The issues that Thomler touches on did not arise overnight based on increasing availability of tools for making data widely and easily available via web based technology and increasingly powerful “mashup” tools. In the United States, at least, private sector republishers of government-sourced data have always existed whose “added value” consisted of indexing, analysis, and publishing services that have arguable made government-sourced data more available and usable than it might otherwise have been if left totally to government efforts.

Tensions have arisen, though, when the prices of commercially developed tools appeared to place the availability of government data out of the hands of many taxpayers. Various rules and policies have arisen to help ensure — not always successfully — that government sourced data should always be available in some form to all.

A practical concern is how to create a “level playing field” such as the one described by Thomler. On the one hand, we want to provide an incentive for the private sector to innovate in how government sourced data are made available. On the other, we don’t want to skew the system so much that such innovations effectively restrict access to those who can afford such access. 

In general, I support Thomler’s view. I’m all for making government sourced data widely available (as long as privacy and security concerns are protected, of course). But one concern that should be addressed is how we make sure that government agencies do not artificially restrict their ability to carry out their legal mandates by stopping short of providing services that do require complete access to the data they collect.

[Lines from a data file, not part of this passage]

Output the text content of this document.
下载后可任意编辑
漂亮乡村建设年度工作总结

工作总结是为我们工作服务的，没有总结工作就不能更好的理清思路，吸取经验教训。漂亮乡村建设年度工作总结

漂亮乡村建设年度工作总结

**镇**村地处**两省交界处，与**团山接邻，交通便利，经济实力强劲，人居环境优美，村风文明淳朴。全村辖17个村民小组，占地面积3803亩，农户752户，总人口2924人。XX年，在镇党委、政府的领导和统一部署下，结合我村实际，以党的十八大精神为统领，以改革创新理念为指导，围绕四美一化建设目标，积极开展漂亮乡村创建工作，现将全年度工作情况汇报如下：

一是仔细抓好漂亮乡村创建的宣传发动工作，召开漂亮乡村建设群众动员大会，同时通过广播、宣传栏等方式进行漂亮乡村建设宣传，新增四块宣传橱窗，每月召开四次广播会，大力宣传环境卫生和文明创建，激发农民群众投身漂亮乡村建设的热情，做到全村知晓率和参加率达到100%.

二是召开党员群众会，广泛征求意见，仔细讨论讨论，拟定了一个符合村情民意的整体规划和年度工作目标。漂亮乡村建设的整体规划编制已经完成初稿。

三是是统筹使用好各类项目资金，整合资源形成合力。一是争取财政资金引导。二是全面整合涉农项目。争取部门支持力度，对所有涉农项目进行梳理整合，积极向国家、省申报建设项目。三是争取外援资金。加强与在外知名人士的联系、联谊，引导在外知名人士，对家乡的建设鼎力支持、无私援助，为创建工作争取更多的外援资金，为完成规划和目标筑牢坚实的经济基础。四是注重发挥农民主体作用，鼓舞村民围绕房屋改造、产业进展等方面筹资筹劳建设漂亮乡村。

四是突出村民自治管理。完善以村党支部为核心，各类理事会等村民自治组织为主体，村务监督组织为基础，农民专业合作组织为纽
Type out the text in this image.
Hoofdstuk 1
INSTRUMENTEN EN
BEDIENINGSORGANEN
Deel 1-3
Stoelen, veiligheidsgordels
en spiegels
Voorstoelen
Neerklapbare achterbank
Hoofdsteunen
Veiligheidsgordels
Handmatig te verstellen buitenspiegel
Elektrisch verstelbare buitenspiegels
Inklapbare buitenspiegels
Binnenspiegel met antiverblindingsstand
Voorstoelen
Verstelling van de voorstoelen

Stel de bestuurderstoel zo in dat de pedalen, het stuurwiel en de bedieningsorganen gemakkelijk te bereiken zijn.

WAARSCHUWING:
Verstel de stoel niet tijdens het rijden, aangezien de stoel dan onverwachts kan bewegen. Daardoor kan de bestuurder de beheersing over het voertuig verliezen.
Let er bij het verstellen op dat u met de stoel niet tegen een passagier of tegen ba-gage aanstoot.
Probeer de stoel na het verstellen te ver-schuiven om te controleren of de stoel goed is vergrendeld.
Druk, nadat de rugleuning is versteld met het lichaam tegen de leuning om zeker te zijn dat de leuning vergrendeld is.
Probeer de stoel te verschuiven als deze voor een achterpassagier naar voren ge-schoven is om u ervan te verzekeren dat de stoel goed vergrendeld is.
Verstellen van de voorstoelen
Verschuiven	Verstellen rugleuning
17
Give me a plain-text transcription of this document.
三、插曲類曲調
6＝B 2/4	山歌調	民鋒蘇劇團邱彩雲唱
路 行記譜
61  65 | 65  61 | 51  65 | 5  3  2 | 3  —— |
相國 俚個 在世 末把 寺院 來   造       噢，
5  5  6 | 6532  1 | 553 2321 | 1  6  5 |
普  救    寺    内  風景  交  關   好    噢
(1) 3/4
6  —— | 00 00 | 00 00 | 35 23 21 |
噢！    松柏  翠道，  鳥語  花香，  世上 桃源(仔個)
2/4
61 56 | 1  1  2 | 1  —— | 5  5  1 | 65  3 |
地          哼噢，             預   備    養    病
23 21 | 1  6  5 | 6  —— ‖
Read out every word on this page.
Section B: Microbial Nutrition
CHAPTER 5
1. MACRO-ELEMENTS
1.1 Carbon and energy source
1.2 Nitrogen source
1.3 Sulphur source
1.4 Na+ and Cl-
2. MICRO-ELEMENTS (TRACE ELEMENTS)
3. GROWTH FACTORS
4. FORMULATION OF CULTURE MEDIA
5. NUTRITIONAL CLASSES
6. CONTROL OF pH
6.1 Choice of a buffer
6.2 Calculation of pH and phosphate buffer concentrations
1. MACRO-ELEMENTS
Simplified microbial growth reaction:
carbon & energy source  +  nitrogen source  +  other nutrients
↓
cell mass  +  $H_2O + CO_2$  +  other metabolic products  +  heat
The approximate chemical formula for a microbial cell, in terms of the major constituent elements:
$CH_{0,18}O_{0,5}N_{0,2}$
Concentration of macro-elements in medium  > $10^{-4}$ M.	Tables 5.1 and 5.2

For example, consider an agency that is responsible for providing assistance to poor citizens. Assume further that the process the agency follows in determining eligibility and in the provision of services requires access to income and geographically based cost data related to the service. Assume further that the data needed by the agency has traditionally been available in published tables and individual computerized spreadsheets that are difficult to maintain and use.

What if the most efficient system for accessing the needed data is a database application developed by a private sector firm that uses government sourced data to perform calculations and its own software in the performance of retrieval and calculation functions? Should the agency continue to use its hard-to-use “manual” resources? Or should it avail itself of the more easy-to-use — and accurate — commercially available source of the same data that is available for a price?

It’s easy to see how a situation like this can devolve into an argument about profiteering, outsourcing, and privatization. Such arguments have arisen around situations where there is an interface between public sector data and private sector publishing and distribution, as was the case recently when public availability of government funded research via professional journals became a public topic of discussion. (See my blog post How Involved Should the U.S. Government Be in the Scholarly Journal Publishing Business?)

One common refrain about data access is, “The public paid for it (the data) so the public should be able to have it.”  This is a pretty strong argument. At the same time, a practical result of using such an argument should not be the refusal or inability for a government agency to perform a mandated public service. Nor should a government agency be put into a situation where it lacks the knowledge and expertise necessary to manage the creation and use of the data it needs to carry out its mission.